O humor pode ter um viés agressivo. Numa piada, quem conta, cria uma cumplicidade com quem escuta, para avacalhar um terceiro. Assim são as piadas de portugueses, das loiras (disfarce para falar das mulheres em geral), dos gays. Ridicularizando o alvo, quem ri obtém prazer sentindo-se superior. Com o disfarce de ser brincadeira, pode-se humilhar impunemente um terceiro. Assim é feito o humor grosseiro.
Vamos a outro caso. Um convidado senta-se à mesa do jantar e passa molho de carne nos cabelos. Notando o espanto dos outros comensais, ele se desculpa:
— Perdão, pensei que fosse maionese.
Aqui temos uma piada de nonsense, a preferida das crianças, o alvo são os costumes, a lógica, a coerência. Existem formas de rir sem atacar alguém.

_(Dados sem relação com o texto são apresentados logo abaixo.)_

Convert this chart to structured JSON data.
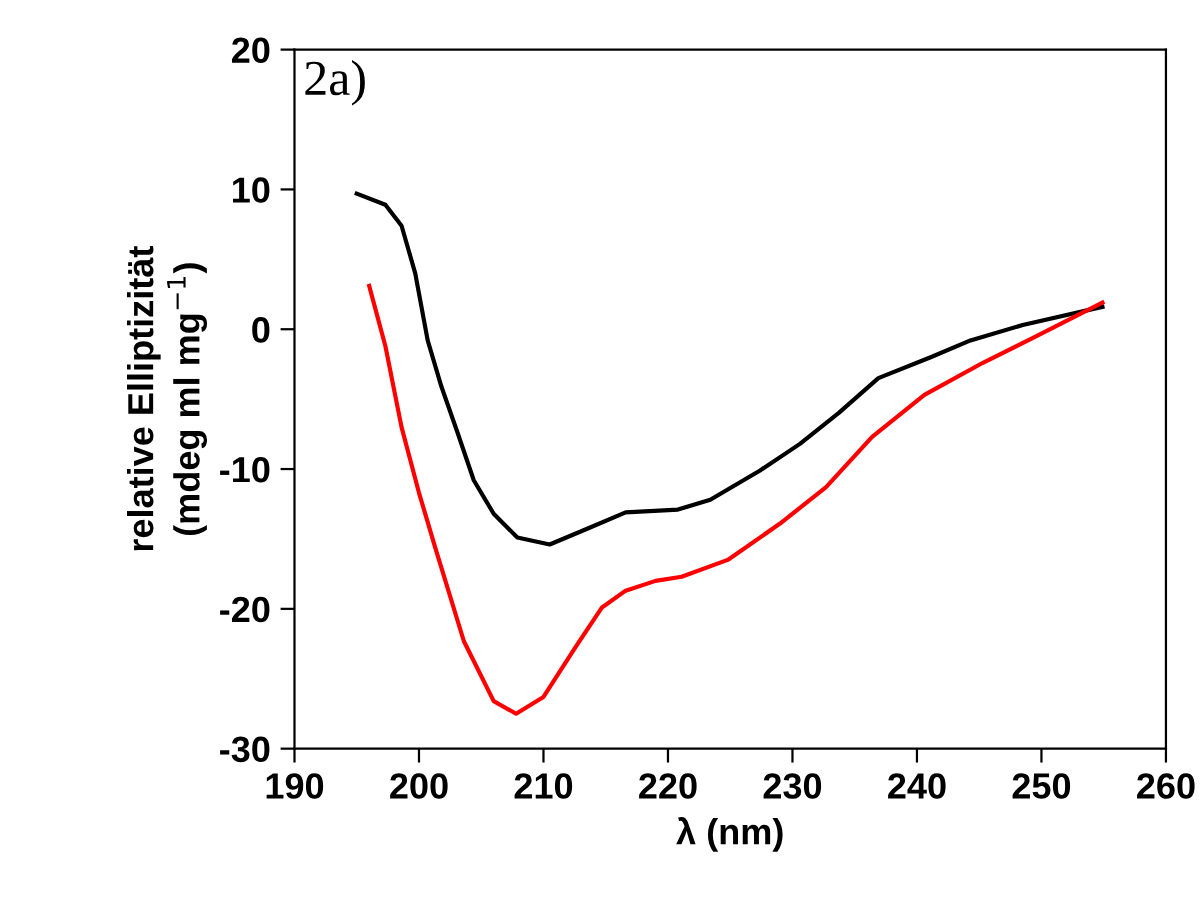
{
  "chart_data": {
    "type": "line",
    "xlabel": "λ (nm)",
    "ylabel": "relative Elliptizität\n(mdeg ml mg$^{−1}$)",
    "annotations": [
      "2a)"
    ],
    "xlim": [
      190,
      260
    ],
    "xticks": [
      190,
      200,
      210,
      220,
      230,
      240,
      250,
      260
    ],
    "ylim": [
      -30,
      20
    ],
    "yticks": [
      -30,
      -20,
      -10,
      0,
      10,
      20
    ],
    "grid": false,
    "legend": false,
    "marker": "none",
    "line_style": "solid",
    "series": [
      {
        "color": "#000000",
        "x": [
          195.0,
          197.3,
          198.6,
          199.7,
          200.7,
          201.8,
          203.1,
          204.4,
          206.0,
          207.9,
          210.5,
          213.7,
          216.6,
          220.8,
          223.4,
          227.4,
          230.6,
          233.7,
          236.9,
          241.1,
          244.3,
          248.5,
          254.9
        ],
        "values": [
          9.7,
          8.9,
          7.4,
          4.0,
          -0.8,
          -4.1,
          -7.4,
          -10.8,
          -13.2,
          -14.9,
          -15.4,
          -14.2,
          -13.1,
          -12.9,
          -12.2,
          -10.1,
          -8.2,
          -6.0,
          -3.5,
          -2.0,
          -0.8,
          0.3,
          1.6
        ]
      },
      {
        "color": "#ff0000",
        "x": [
          196.0,
          197.3,
          198.6,
          200.0,
          201.3,
          203.6,
          206.0,
          207.8,
          210.0,
          212.6,
          214.7,
          216.6,
          219.0,
          221.1,
          224.8,
          229.0,
          232.7,
          236.4,
          240.6,
          245.3,
          249.6,
          254.9
        ],
        "values": [
          3.1,
          -1.2,
          -7.0,
          -11.7,
          -15.6,
          -22.3,
          -26.6,
          -27.5,
          -26.3,
          -22.7,
          -19.9,
          -18.7,
          -18.0,
          -17.7,
          -16.5,
          -13.9,
          -11.3,
          -7.7,
          -4.7,
          -2.4,
          -0.5,
          1.9
        ]
      }
    ]
  }
}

Temos humoristas que miram para cima, seu objetivo é nos fazer rir dos poderosos. São poucos, pois se requer coragem. Neste quesito, meu herói de juventude foi Millôr Fernandes, que comprava briga com a ditadura militar. Quem viveu sabe o risco.
Millôr foi mais do que isso. Era desenhista, tradutor, escritor, jornalista e poeta. Como arguto observador do país, foi ele quem disse: o Brasil tem um grande passado pela frente. Frase síntese, que, na sua contradição, diz da nossa inércia. A âncora do nosso passado colonial e escravista é imensa.
Extraordinário frasista, descrevia a condição humana com poucas palavras. Viver é desenhar sem borracha. Divagava sobre nossos dilemas, deleites e dores. A única diferença entre loucura e saúde mental é que a primeira é muito mais comum. Ou, não devemos resistir às tentações: elas podem não voltar.
Para Millôr, o humor era uma maneira de estar no mundo, uma postura de encarar as adversidades, uma filosofia de levar a vida, um antídoto contra a banalidade. Com ele, o humor era coisa seríssima.
Ano passado, no centenário do seu nascimento, Abrão Slavutzky e Bruno Serafini criaram o Millôr Day. O mote é não esquecer seu humor inteligente, elegante, que, embora tenha notas de trágico, é esperançoso.
Neste ano, segunda edição, 16/8, eles recebem Claudia Tajes e Hique Gomes para falar de humor. Quem quiser participar, será às 19h na Livraria Paralelo 30, Vieira de Castro, 48, em Porto Alegre.